Twenty-six years is a long time for any whisky to sit in wood, but for a Laphroaig — a distillery that built its reputation on punching you square in the mouth with peat smoke — it's a statement. The Laphroaig 26 Year Old, released as the "Second Witch" in the Macbeth-themed Witches Series (Act Two), is the kind of bottle that makes you stop and think about what time actually does to spirit. At £677 and bottled at a healthy 49.5% ABV, this isn't an impulse buy. It's a considered one. And having spent time with it, I think it earns the price of admission.
Let's talk about what we know. This is a 26-year-old Islay single malt from one of the most iconic distilleries on the island, bottled at cask strength or near it. The fact that they've kept it at 49.5% rather than watering it down to 40 or 43% tells you they want you to experience this whisky with its full character intact. That's a decision I respect. With over two and a half decades in bourbon casks, you'd expect a serious conversation between the wood and that signature Laphroaig peat — and that's exactly what this bottle promises.

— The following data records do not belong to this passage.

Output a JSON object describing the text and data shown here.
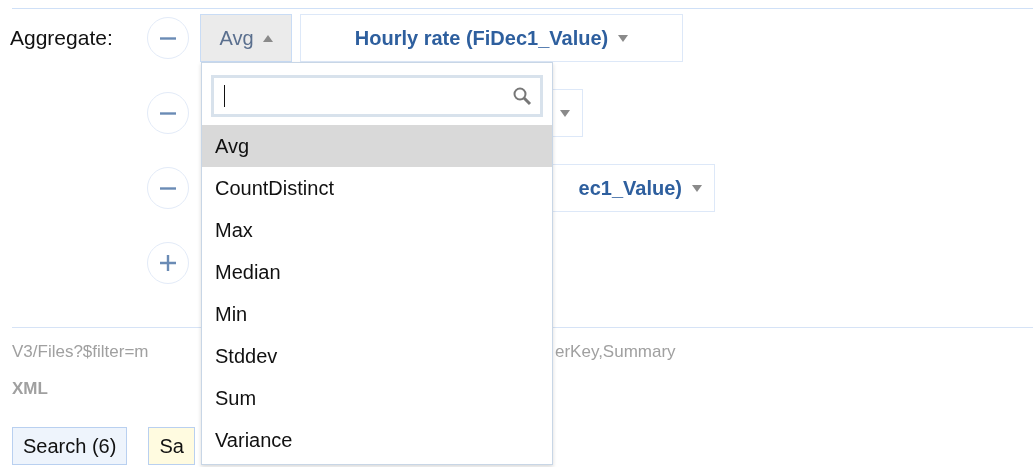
{
  "aggregate_label": "Aggregate:",
  "rows": [
    {
      "kind": "remove",
      "function": {
        "label": "Avg",
        "open": true
      },
      "field": "Hourly rate (FiDec1_Value)"
    },
    {
      "kind": "remove",
      "field_caret": true
    },
    {
      "kind": "remove",
      "field": "ec1_Value)"
    },
    {
      "kind": "add"
    }
  ],
  "query": {
    "left": "V3/Files?$filter=m",
    "right": "erKey,Summary"
  },
  "format": "XML",
  "buttons": [
    {
      "label": "Search (6)",
      "kind": "plain"
    },
    {
      "label": "Sa",
      "kind": "highlight"
    }
  ],
  "dropdown": {
    "options": [
      {
        "label": "Avg",
        "selected": true
      },
      {
        "label": "CountDistinct",
        "selected": false
      },
      {
        "label": "Max",
        "selected": false
      },
      {
        "label": "Median",
        "selected": false
      },
      {
        "label": "Min",
        "selected": false
      },
      {
        "label": "Stddev",
        "selected": false
      },
      {
        "label": "Sum",
        "selected": false
      },
      {
        "label": "Variance",
        "selected": false
      }
    ]
  }
}
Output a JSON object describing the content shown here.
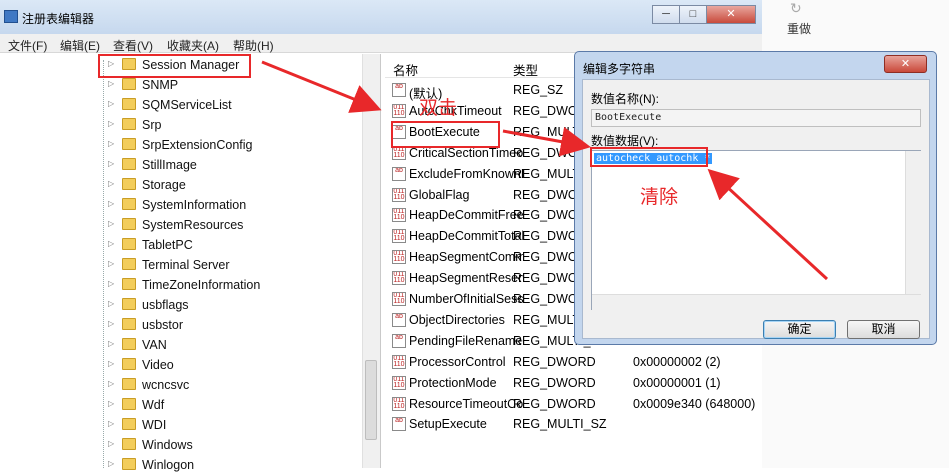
{
  "background_window": {
    "redo_label": "重做",
    "redo_icon": "↻"
  },
  "window": {
    "title": "注册表编辑器",
    "buttons": {
      "minimize": "─",
      "maximize": "□",
      "close": "✕"
    }
  },
  "menu": [
    "文件(F)",
    "编辑(E)",
    "查看(V)",
    "收藏夹(A)",
    "帮助(H)"
  ],
  "tree": {
    "items": [
      {
        "label": "Session Manager",
        "highlighted": true
      },
      {
        "label": "SNMP"
      },
      {
        "label": "SQMServiceList"
      },
      {
        "label": "Srp"
      },
      {
        "label": "SrpExtensionConfig"
      },
      {
        "label": "StillImage"
      },
      {
        "label": "Storage"
      },
      {
        "label": "SystemInformation"
      },
      {
        "label": "SystemResources"
      },
      {
        "label": "TabletPC"
      },
      {
        "label": "Terminal Server"
      },
      {
        "label": "TimeZoneInformation"
      },
      {
        "label": "usbflags"
      },
      {
        "label": "usbstor"
      },
      {
        "label": "VAN"
      },
      {
        "label": "Video"
      },
      {
        "label": "wcncsvc"
      },
      {
        "label": "Wdf"
      },
      {
        "label": "WDI"
      },
      {
        "label": "Windows"
      },
      {
        "label": "Winlogon"
      }
    ]
  },
  "values": {
    "headers": {
      "name": "名称",
      "type": "类型"
    },
    "rows": [
      {
        "name": "(默认)",
        "type": "REG_SZ",
        "data": ""
      },
      {
        "name": "AutoChkTimeout",
        "type": "REG_DWORD",
        "data": ""
      },
      {
        "name": "BootExecute",
        "type": "REG_MULTI_SZ",
        "data": ""
      },
      {
        "name": "CriticalSectionTimeout",
        "type": "REG_DWORD",
        "data": ""
      },
      {
        "name": "ExcludeFromKnownDlls",
        "type": "REG_MULTI_SZ",
        "data": ""
      },
      {
        "name": "GlobalFlag",
        "type": "REG_DWORD",
        "data": ""
      },
      {
        "name": "HeapDeCommitFreeBlock",
        "type": "REG_DWORD",
        "data": ""
      },
      {
        "name": "HeapDeCommitTotalFree",
        "type": "REG_DWORD",
        "data": ""
      },
      {
        "name": "HeapSegmentCommit",
        "type": "REG_DWORD",
        "data": ""
      },
      {
        "name": "HeapSegmentReserve",
        "type": "REG_DWORD",
        "data": ""
      },
      {
        "name": "NumberOfInitialSessions",
        "type": "REG_DWORD",
        "data": ""
      },
      {
        "name": "ObjectDirectories",
        "type": "REG_MULTI_SZ",
        "data": ""
      },
      {
        "name": "PendingFileRenameOperations",
        "type": "REG_MULTI_SZ",
        "data": ""
      },
      {
        "name": "ProcessorControl",
        "type": "REG_DWORD",
        "data": "0x00000002 (2)"
      },
      {
        "name": "ProtectionMode",
        "type": "REG_DWORD",
        "data": "0x00000001 (1)"
      },
      {
        "name": "ResourceTimeoutCount",
        "type": "REG_DWORD",
        "data": "0x0009e340 (648000)"
      },
      {
        "name": "SetupExecute",
        "type": "REG_MULTI_SZ",
        "data": ""
      }
    ]
  },
  "dialog": {
    "title": "编辑多字符串",
    "close": "✕",
    "name_label": "数值名称(N):",
    "name_value": "BootExecute",
    "data_label": "数值数据(V):",
    "data_value": "autocheck autochk *",
    "ok": "确定",
    "cancel": "取消"
  },
  "annotations": {
    "double_click": "双击",
    "clear": "清除",
    "color": "#e8282a"
  }
}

The Witches Series itself is a theatrical concept, drawing from Shakespeare's Macbeth, and the "Second Witch" designation gives this release a certain dark mystique. But strip away the marketing and what you've got is something genuinely rare: a Laphroaig that's been allowed to mature far beyond the distillery's standard range. At this age, the aggressive coastal peat that defines younger expressions typically softens and integrates with the vanilla and honey sweetness drawn from American oak. The result, in my experience, is a whisky that still knows where it came from but has learned some manners along the way.
Tasting Notes
I'm not going to fabricate specific tasting notes I can't verify — that's not how honest reviewing works. What I will say is that a 26-year-old Laphroaig matured in bourbon casks at this strength should deliver a compelling balance between old smoke, tropical fruit character that long-aged Islay malts often develop, and deep oak-driven complexity. If you know Laphroaig's house style — medicinal peat, brine, seaweed — expect a more refined, layered version of that DNA. The years in wood will have rounded the edges without erasing them entirely.
The Verdict
At 8.6 out of 10, this is a whisky I rate highly because of what it represents: patience, restraint in bottling strength, and the sheer quality of allowing Laphroaig's bold distillate to evolve over 26 years. The £677 price tag is steep, no question. But for a whisky of this age from this distillery, bottled without excessive dilution, it sits within a competitive range. You're paying for time, and time is the one thing money genuinely can buy in whisky. The Witches Series packaging adds collectability, but I'd buy this for what's inside the bottle. This is Laphroaig grown up — still Islay to its bones, but with a depth and sophistication that only comes from decades of quiet maturation in good wood.
Best Served
Neat, in a Glencairn glass, with nothing more than a few drops of room-temperature water if the 49.5% ABV needs opening up. This is absolutely not a mixing whisky. Give it fifteen minutes to breathe after pouring — aged Islay malts at this level reward patience in the glass just as much as they rewarded patience in the cask. If you want to explore the full range, try your first pour neat, then add water drop by drop on your second. You'll find different layers at different dilutions.